REPORTER: I have a question about activities by China in the South China Sea. It has become apparent that China is preparing for land reclamation efforts around Scarborough Shoal. Please explain the related facts.

CHIEF CABINET SECRETARY SUGA: The Government is gathering and analyzing intelligence related to China’s movements in the South China Sea on a regular basis with strong interest. The President of the Republic of the Philippines stated on September 2 that China is making efforts to build a structure near Scarborough Shoal. I would like to refrain from responding with detailed information because of the nature of the situation. However, China has already been conducting large-scale rapid land reclamation in the South China Sea. Such activity is a unilateral attempt to change the status quo, and it is a serious concern. Japan has consistently stressed the importance of the rule of law up to now and thinks countries should strictly refrain from unilateral actions that raise tensions. Japan strongly hopes that countries involved the conflict will adhere to the final decision of the Arbitration Court from July and that this will contribute to the peaceful resolution of conflict in the South China Sea.

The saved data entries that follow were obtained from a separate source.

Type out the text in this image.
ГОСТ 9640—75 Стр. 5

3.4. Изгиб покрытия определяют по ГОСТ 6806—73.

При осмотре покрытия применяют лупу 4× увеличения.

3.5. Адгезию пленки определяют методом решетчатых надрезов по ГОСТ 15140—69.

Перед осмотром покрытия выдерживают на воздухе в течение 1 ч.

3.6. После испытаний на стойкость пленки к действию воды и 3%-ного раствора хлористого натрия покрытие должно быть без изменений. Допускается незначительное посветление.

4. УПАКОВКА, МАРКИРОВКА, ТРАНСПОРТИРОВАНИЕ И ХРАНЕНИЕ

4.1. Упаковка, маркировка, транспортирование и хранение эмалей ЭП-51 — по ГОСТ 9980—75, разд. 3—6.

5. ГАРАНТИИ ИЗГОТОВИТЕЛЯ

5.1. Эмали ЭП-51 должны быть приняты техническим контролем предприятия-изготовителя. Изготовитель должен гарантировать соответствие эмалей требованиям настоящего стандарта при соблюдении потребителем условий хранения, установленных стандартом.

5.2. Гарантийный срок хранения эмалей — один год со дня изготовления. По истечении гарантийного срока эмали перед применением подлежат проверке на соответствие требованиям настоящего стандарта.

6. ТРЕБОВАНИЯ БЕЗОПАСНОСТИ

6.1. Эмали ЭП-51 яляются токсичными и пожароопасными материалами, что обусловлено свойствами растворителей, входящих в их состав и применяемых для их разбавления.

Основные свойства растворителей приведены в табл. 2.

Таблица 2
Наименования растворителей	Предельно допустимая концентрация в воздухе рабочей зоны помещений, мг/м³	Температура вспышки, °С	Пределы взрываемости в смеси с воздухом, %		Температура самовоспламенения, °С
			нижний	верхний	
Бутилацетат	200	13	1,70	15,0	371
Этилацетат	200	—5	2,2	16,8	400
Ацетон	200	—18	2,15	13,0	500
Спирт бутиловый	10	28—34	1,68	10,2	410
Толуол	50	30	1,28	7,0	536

REPORTER: Japan issued a message regarding the United Kingdom’s departure from the European Union. Was there some type of reaction from the U.K. side?

CHIEF CABINET SECRETARY SUGA: I am not aware of an official document, but Japan is actively exchanging opinions at various international meetings. 

REPORTER: Could you mention concerns about the impact on Japanese companies related to the exit? 

CHIEF CABINET SECRETARY SUGA: The Government is proposing assistance, including items in the latest economic stimulus measures, aimed at minimizing the impact on Japanese companies with operations in the U.K.